Mandarin pushed the analogy further. There, the script isn’t even an alphabet. Characters are bundles of meaning, each one a box of strokes to be memorized. For example, “smart” translates to 聪明 (cōngmíng, pronounced tsong-miing). At first, I tried to dissect every stroke, tracing the radicals and counting the lines. But this was unbearable for speed. Only when I started trusting the whole image as a single unit — a pairing of shapes that usually traveled together — did reading stop feeling slow. Fluency was less about solving and more about trusting recognition.

Driving

I ran into the same problem outside language. Recently, I converted my driver’s license. During lessons, I caught myself scanning every move on the road, estimating what other drivers might do instead of trusting what they would do. Years earlier, I’d been rear-ended at a red light by a drunk teenager with no license. I survived, but carried the trauma. On the road, that memory surfaced as constant second-guessing. My instructor grew frustrated: “assume people will follow the rules, because most people do most of the time.” He was right, but it was hard to accept. My cynicism was slowing me down — not just in passing the test, but in traffic itself. By hesitating when others moved, I became the obstacle. When I let go and trusted the flow of drivers, my mental bandwidth freed up. I could think about the journey, not just the risk of collision.

Life

The connection to life became obvious. In English and Zulu, I was an optimist: I trusted pairings, skimmed, and assumed meaning would hold. In Arabic, Hebrew, Mandarin, and on the road, I was a pessimist: I doubted every letter, every symbol, every driver. The cost was fluency, speed, and joy.

Because that’s what cynicism is: scanning every letter, every time, just in case. You avoid mistakes, but at the price of movement. You protect yourself, but at the expense of fluency in living. Optimism, by contrast, is heuristic pairing. You assume things will go the way they usually do. You trust that “fr” belongs, that “fq” doesn’t, that the pairings of life will hold most of the time. So you move faster. You stumble sometimes, but you keep going.

Life, of course, is not Duolingo. Words in an app are curated. Mistakes are rare and recoverable. The real world is messier, and failures carry heavier consequences. In those cases, a little pessimism is necessary. You can’t skim your way through a high-stakes contract or a medical diagnosis. Some words must be scanned, not skimmed or assumed. As the Russians say: doveryai, no proveryai (доверяй, но проверяй). Trust, but verify.

But when pessimism becomes a habit, the transaction costs pile up.
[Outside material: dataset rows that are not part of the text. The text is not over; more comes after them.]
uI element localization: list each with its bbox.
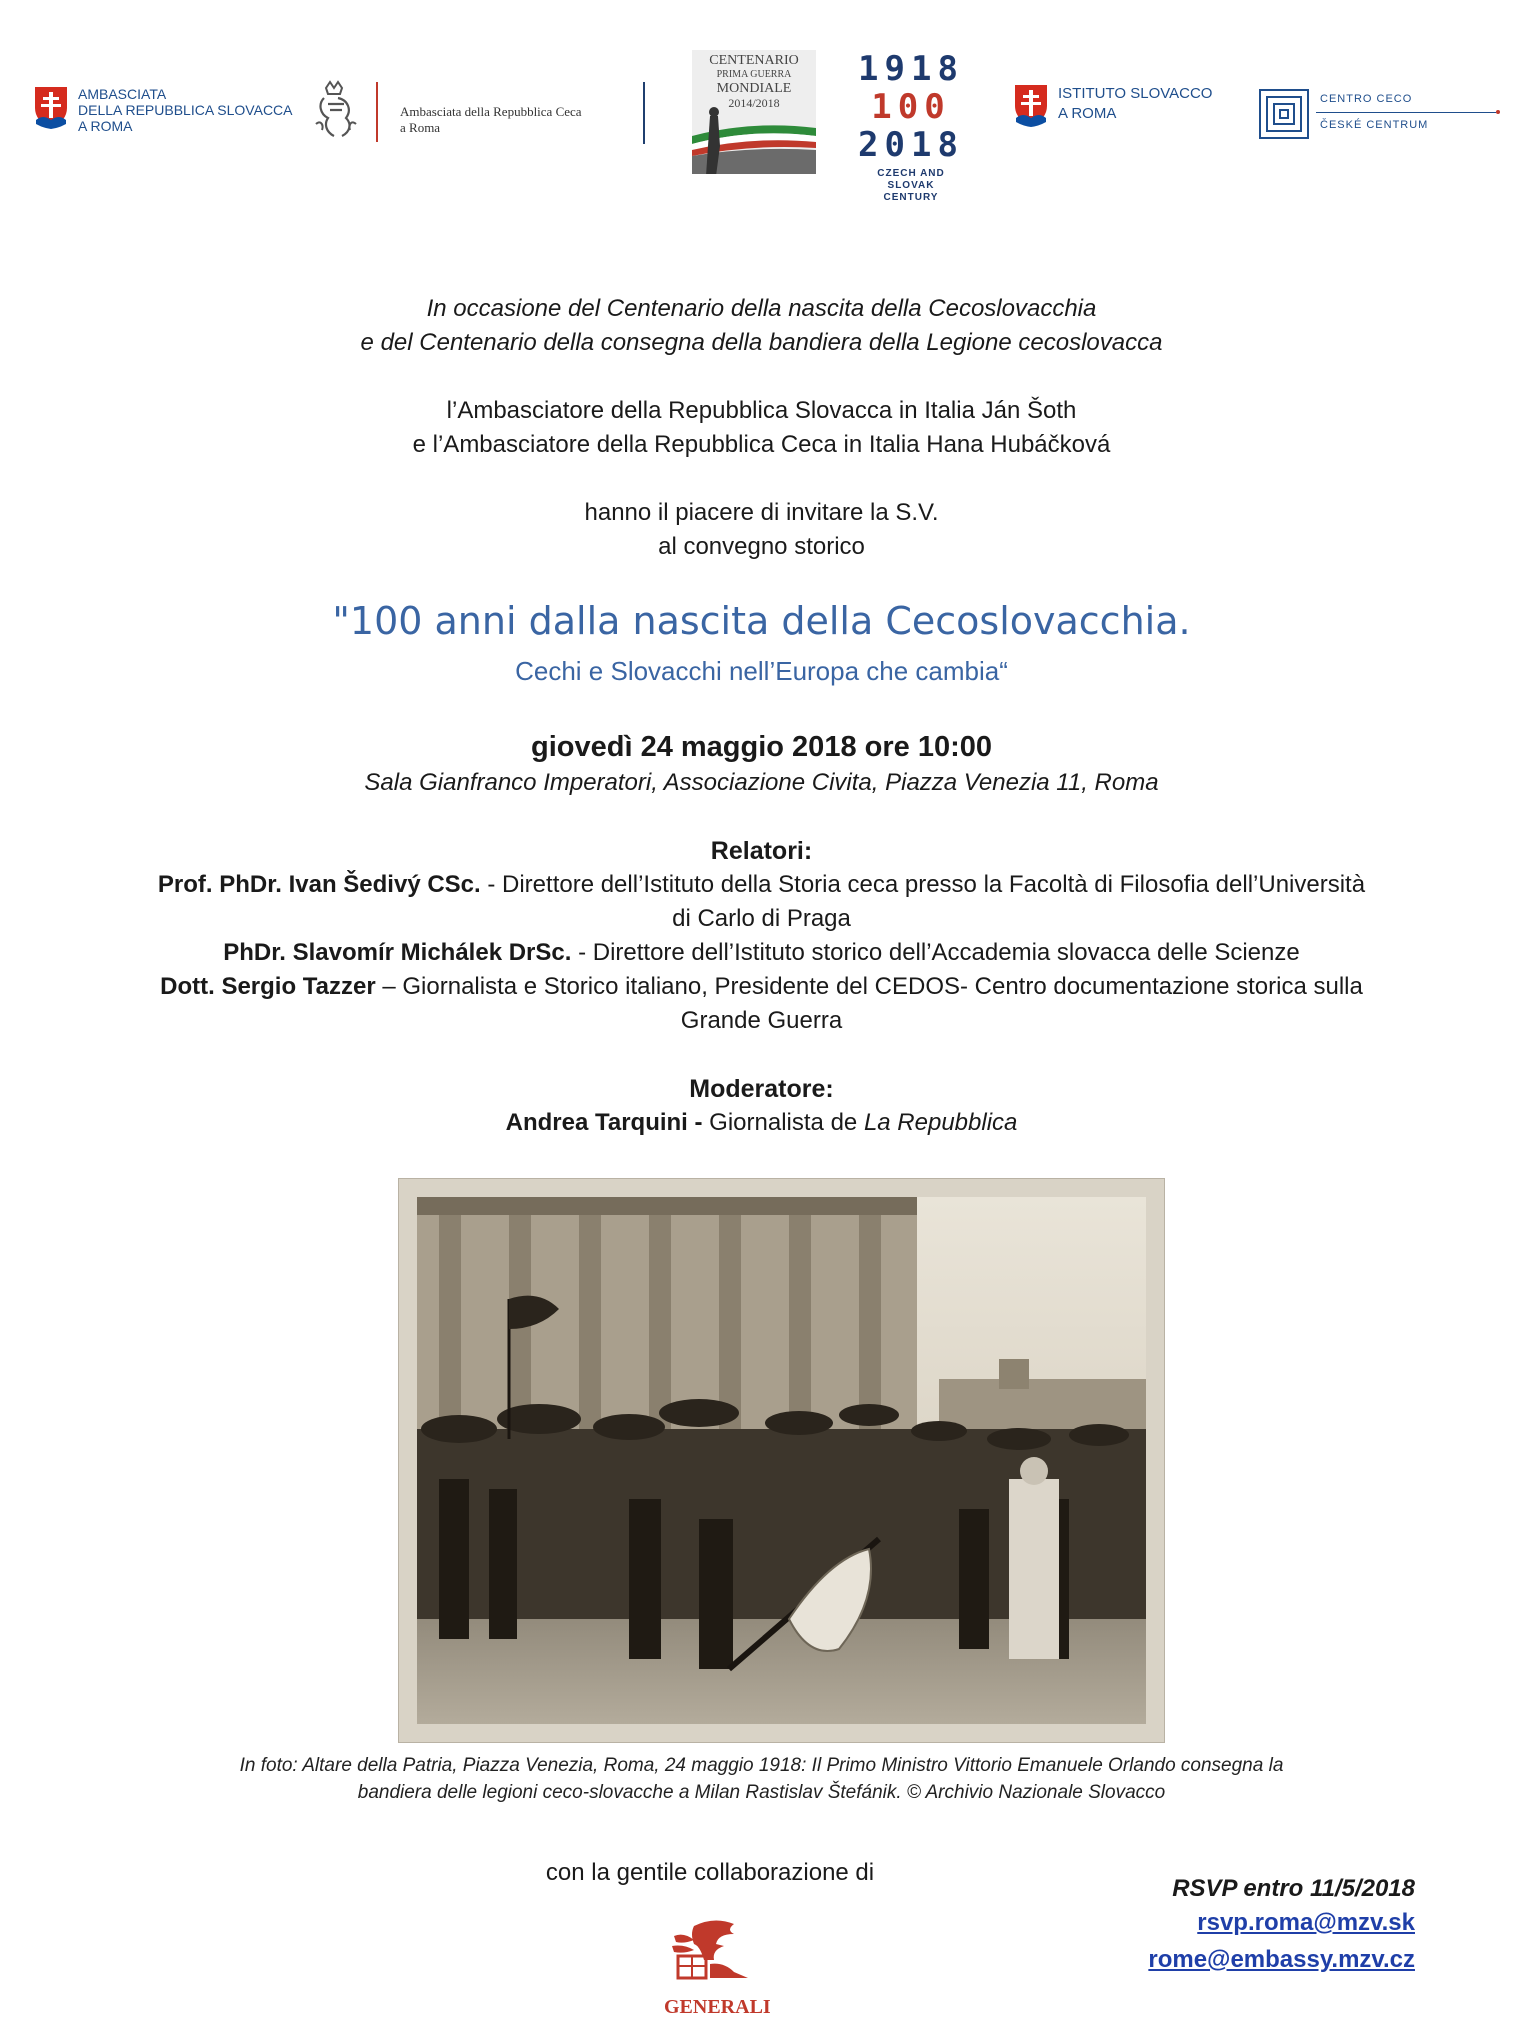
event-subtitle: Cechi e Slovacchi nell’Europa che cambia“: [515, 656, 1008, 686]
speaker-3: [0, 970, 1523, 1004]
hosts-line: e l’Ambasciatore della Repubblica Ceca in Italia Hana Hubáčková: [412, 431, 1111, 458]
czech-lion-icon: [308, 80, 364, 140]
logo-line: PRIMA GUERRA: [716, 69, 792, 80]
rsvp-email-cz[interactable]: rome@embassy.mzv.cz: [1148, 1946, 1415, 1973]
historic-photo: [398, 1178, 1165, 1743]
moderator-desc: Giornalista de: [702, 1109, 864, 1136]
winged-lion-icon: [664, 1916, 764, 1986]
speaker-name: PhDr. Slavomír Michálek DrSc.: [223, 939, 572, 966]
photo-caption: bandiera delle legioni ceco-slovacche a Milan Rastislav Štefánik. © Archivio Nazionale Slovacco: [357, 1782, 1166, 1803]
speaker-1-cont: di Carlo di Praga: [672, 905, 851, 932]
speaker-desc: - Direttore dell’Istituto della Storia ceca presso la Facoltà di Filosofia dell’Università: [480, 871, 1366, 898]
moderator-line: [0, 1106, 1523, 1140]
generali-logo: [664, 1916, 771, 2018]
event-date: giovedì 24 maggio 2018 ore 10:00: [531, 731, 992, 763]
logo-line: a Roma: [400, 120, 441, 135]
logo-slovak-institute: [1012, 80, 1212, 140]
logo-line: 2014/2018: [728, 96, 780, 110]
logo-line: ČESKÉ CENTRUM: [1320, 119, 1429, 131]
logo-line: ISTITUTO SLOVACCO: [1058, 85, 1213, 102]
logo-line: MONDIALE: [716, 81, 792, 96]
photo-crowd-illustration: [399, 1179, 1164, 1742]
logo-line: A ROMA: [1058, 105, 1117, 122]
logo-centenario: [692, 50, 816, 174]
speaker-name: Prof. PhDr. Ivan Šedivý CSc.: [157, 871, 481, 898]
slovak-coat-of-arms-icon: [1012, 82, 1050, 128]
photo-caption: In foto: Altare della Patria, Piazza Venezia, Roma, 24 maggio 1918: Il Primo Ministro Vittorio Emanuele Orlando consegna la: [239, 1755, 1284, 1776]
speakers-heading: Relatori:: [710, 837, 813, 865]
invite-line: hanno il piacere di invitare la S.V.: [584, 499, 939, 526]
generali-wordmark: GENERALI: [664, 1996, 771, 2018]
soldier-icon: [692, 106, 816, 174]
logo-czech-embassy: [308, 80, 648, 150]
logo-line: AMBASCIATA: [78, 86, 167, 102]
moderator-name: Andrea Tarquini -: [505, 1109, 703, 1136]
speaker-1: [0, 868, 1523, 902]
intro-line: e del Centenario della consegna della bandiera della Legione cecoslovacca: [360, 329, 1163, 356]
event-title: "100 anni dalla nascita della Cecoslovacchia.: [332, 599, 1191, 643]
moderator-paper: La Repubblica: [863, 1109, 1018, 1136]
collaboration-text: con la gentile collaborazione di: [545, 1859, 875, 1886]
event-venue: Sala Gianfranco Imperatori, Associazione Civita, Piazza Venezia 11, Roma: [364, 769, 1159, 796]
year-1918: 1918: [858, 49, 964, 89]
speaker-name: Dott. Sergio Tazzer: [160, 973, 376, 1000]
logo-line: CENTURY: [883, 192, 939, 203]
divider: [643, 82, 645, 144]
czech-centre-square-icon: [1258, 88, 1310, 140]
rsvp-email-sk[interactable]: rsvp.roma@mzv.sk: [1197, 1909, 1415, 1936]
speaker-2: [0, 936, 1523, 970]
logo-czech-slovak-century: [856, 49, 966, 203]
logo-slovak-embassy: [32, 80, 292, 140]
logo-line: A ROMA: [78, 118, 133, 134]
intro-line: In occasione del Centenario della nascita della Cecoslovacchia: [426, 295, 1097, 322]
rsvp-block: [1050, 1872, 1415, 1980]
year-100: 100: [871, 87, 951, 127]
logo-line: CENTRO CECO: [1320, 93, 1413, 105]
slovak-coat-of-arms-icon: [32, 84, 70, 130]
speaker-3-cont: Grande Guerra: [680, 1007, 843, 1034]
logo-czech-centre: [1258, 88, 1508, 140]
logo-line: CENTENARIO: [709, 53, 799, 68]
invite-line: al convegno storico: [658, 533, 865, 560]
speaker-desc: - Direttore dell’Istituto storico dell’Accademia slovacca delle Scienze: [571, 939, 1300, 966]
speaker-desc: – Giornalista e Storico italiano, Presidente del CEDOS- Centro documentazione storica sulla: [375, 973, 1363, 1000]
hosts-line: l’Ambasciatore della Repubblica Slovacca in Italia Ján Šoth: [446, 397, 1077, 424]
moderator-heading: Moderatore:: [689, 1075, 834, 1103]
divider: [376, 82, 378, 142]
rsvp-text: RSVP entro 11/5/2018: [1172, 1875, 1415, 1902]
year-2018: 2018: [858, 125, 964, 165]
logo-line: DELLA REPUBBLICA SLOVACCA: [78, 102, 293, 118]
logo-line: CZECH AND SLOVAK: [877, 168, 945, 191]
logo-line: Ambasciata della Repubblica Ceca: [400, 104, 582, 119]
Every decision takes longer, every relationship feels riskier, and opportunity drags with hesitation. You never reach fluency, because you’re always solving from scratch, never trusting the patterns you’ve already learned.

Cynicism protects you but slows you down. Optimism is risky but speeds things up. The real skill is knowing where to spend the transaction costs. When to check every letter vs. when to trust the pairing. When to crawl, and when to fly.